Entspanntes Kind
Schon Kinder sind häufig gestresst. Woher das kommt und was sich dagegen tun lässt, erzählt Silvia Heuer, Expertin im Bereich Stressbewältigung.
Wie wirkt sich Stress bei Kindern aus?
Stress sorgt bei Kindern für Kopfschmerzen, Bauchschmerzen, schlechte Konzentrationsfähigkeit oder Unentschlossenheit. Man sieht den Stress auch am Immunsystem. Kinder, die häufig gestresst sind, sind oft anfälliger für Infekte.
Was sind die Auslöser dafür?
Schulprobleme, mangelnde Aufmerksamkeit, Abweisung, all diese Dinge können bei Kindern Stress verursachen. Oft wird das Gefühl aber bereits von den Eltern auf die Kinder übertragen. Die Erwachsenen übergehen ihre Stresssymptome und reagieren zum Beispiel im Umgang mit ihren Kindern völlig überreizt.
Warum empfinden wir überhaupt Stress?
Dazu müssen wir sehr weit in die Geschichte zurückblicken. In der Steinzeit ging für uns von Säbelzahntigern noch die größte Gefahr aus. In Sekunden Bruchteilen mussten wir über Flucht oder Kampf entscheiden. Stresshormone wurden ausgeschüttet, unser Herzschlag beschleunigt, das Herzkreislaufsystem wurde aktiviert, die Verdauung eingestellt, das Adrenalin stieg. All diese Dinge haben uns damals geholfen, schnell und aus dem Unterbewusstsein heraus eine Entscheidung zu treffen. Konnte man dem Tier entkommen oder es erfolgreich bekämpfen? Dieser Vorgang passierte automatisch. War das Problem gelöst, regulierten sich die Stressfaktoren wieder und der Körper konnte entspannen. Noch heute laufen diese Prozesse bei Stress in unserem Körper ab. Es geht allerdings weniger ums Überleben. Heute stressen uns unsere Gedanken und Glaubenssätze, aber auch Lärm, Termindruck und die mediale Überpräsenz.

Entspanntes Kind
Was kann ich dagegen tun?
Ich vergleiche Stress gern mit einem Ballon, den du aufgepustet hast, er wächst und wächst. Wenn ich das Ventil aber nicht öffne, platzt der Ballon irgendwann. Unseren Kindern sollten wir deshalb vor allem nicht zu viel Freizeitstress auferlegen. Sie brauchen viel Zeit, die ihnen frei zur Verfügung steht. Wichtig ist es auch, nicht unsere eigenen Wünsche auf den Nachwuchs zu übertragen, auch wenn wir nur wollen, dass sie mehr Möglichkeiten haben als wir sie selbst hatten. Denn Kinder neigen dazu, diese Wünsche nur zu übernehmen, weil sie uns gefallen wollen.
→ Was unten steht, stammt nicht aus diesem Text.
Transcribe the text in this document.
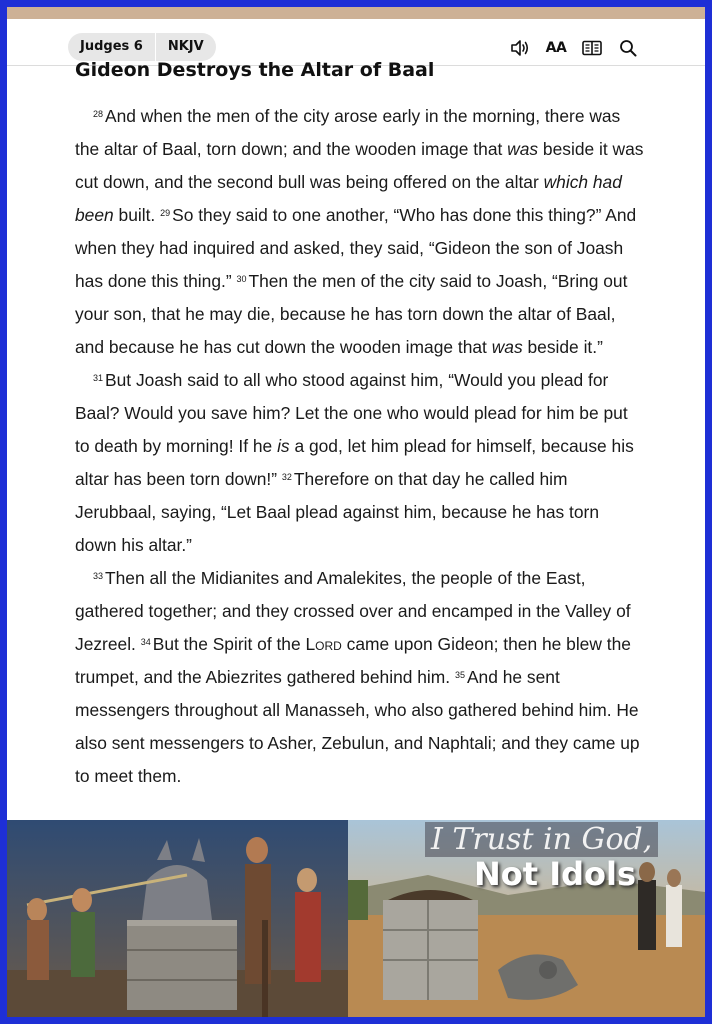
Judges 6	NKJV	AA
Gideon Destroys the Altar of Baal

$^{28}$ And when the men of the city arose early in the morning, there was the altar of Baal, torn down; and the wooden image that was beside it was cut down, and the second bull was being offered on the altar which had been built. $^{29}$ So they said to one another, “Who has done this thing?” And when they had inquired and asked, they said, “Gideon the son of Joash has done this thing.” $^{30}$ Then the men of the city said to Joash, “Bring out your son, that he may die, because he has torn down the altar of Baal, and because he has cut down the wooden image that was beside it.”

$^{31}$ But Joash said to all who stood against him, “Would you plead for Baal? Would you save him? Let the one who would plead for him be put to death by morning! If he is a god, let him plead for himself, because his altar has been torn down!” $^{32}$ Therefore on that day he called him Jerubbaal, saying, “Let Baal plead against him, because he has torn down his altar.”

$^{33}$ Then all the Midianites and Amalekites, the people of the East, gathered together; and they crossed over and encamped in the Valley of Jezreel. $^{34}$ But the Spirit of the Lord came upon Gideon; then he blew the trumpet, and the Abiezrites gathered behind him. $^{35}$ And he sent messengers throughout all Manasseh, who also gathered behind him. He also sent messengers to Asher, Zebulun, and Naphtali; and they came up to meet them.

I Trust in God,
Not Idols
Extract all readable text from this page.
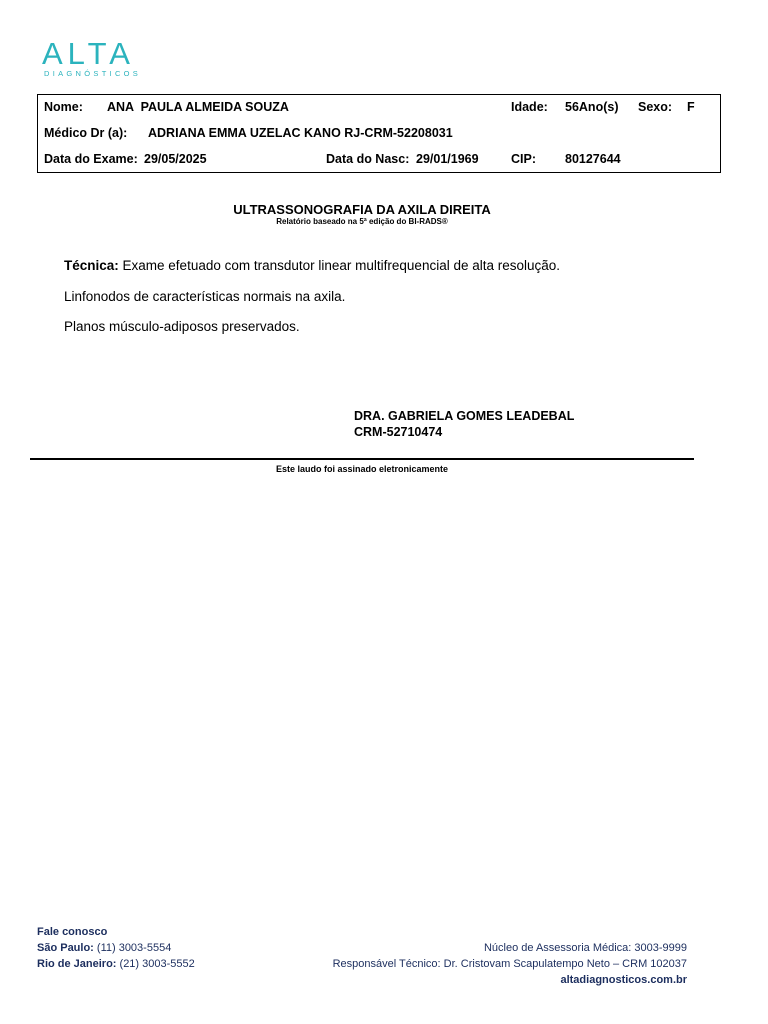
ALTA
DIAGNÓSTICOS
Nome: ANA  PAULA ALMEIDA SOUZA	Idade: 56Ano(s) Sexo: F
Médico Dr (a): ADRIANA EMMA UZELAC KANO RJ-CRM-52208031
Data do Exame: 29/05/2025	Data do Nasc: 29/01/1969	CIP: 80127644
ULTRASSONOGRAFIA DA AXILA DIREITA
Relatório baseado na 5ª edição do BI-RADS®
Técnica: Exame efetuado com transdutor linear multifrequencial de alta resolução.
Linfonodos de características normais na axila.
Planos músculo-adiposos preservados.
DRA. GABRIELA GOMES LEADEBAL
CRM-52710474
Este laudo foi assinado eletronicamente
Fale conosco
São Paulo: (11) 3003-5554
Rio de Janeiro: (21) 3003-5552
Núcleo de Assessoria Médica: 3003-9999
Responsável Técnico: Dr. Cristovam Scapulatempo Neto – CRM 102037
altadiagnosticos.com.br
Wie kann ich selbst entspannter auf alles reagieren?
Viel ist dabei geholfen, sich beim Denken zuzuhören. Worte wie, „ich muss“ und „nur noch schnell“ sollten dabei im besten Fall gestrichen werden. Statt Druck auf sich selbst auszuüben ist es besser sich zu hinterfragen: Wie reagiere ich im Stress? Wie bewerte ich die Situation? Was fordert die Gesellschaft von uns und was fordern wir von ihr? Und in Bezug auf das Kind: Warum handelt mein Kind so und was ist sein eigentliches Bedürfnis?
Was wirkt sich entspannend auf den Körper aus?
Auf jeden Fall nicht abends vorm Fernseher sitzen und sich berieseln lassen. Es kommt auf das bewusste Wahrnehmen an. Sigmund Freud sagte, 90 Prozent der Dinge, die wird tun, werden vom Unterbewusstsein gesteuert. Schon früh beim Zähneputzen denken wir nicht an das eigentliche Reinigen der Zähne, sondern hängen mit den Gedanken bei einer ärgerlichen Situation aus der Vergangenheit oder planen schon die nächsten Tagesordnungspunkte. Wir sind nicht im Hier und Jetzt und das ist das Problem. Je präsenter wir sind, desto wertvoller ist unsere Lebenszeit. Deshalb ist es wichtig, sich bewusst Zeit zu nehmen.
Entspannungstipp für Kinder:
Das Kind in den Bauch atmen lassen. Dafür den Bauch aufpusten lassen wie ein Luftballon und dann die Luft langsam wieder entweichen lassen. Das Ausatmen bringt Körper und Geist zur Ruhe, während bewusstes Einatmen die Konzentrationsfähigkeit erhöht.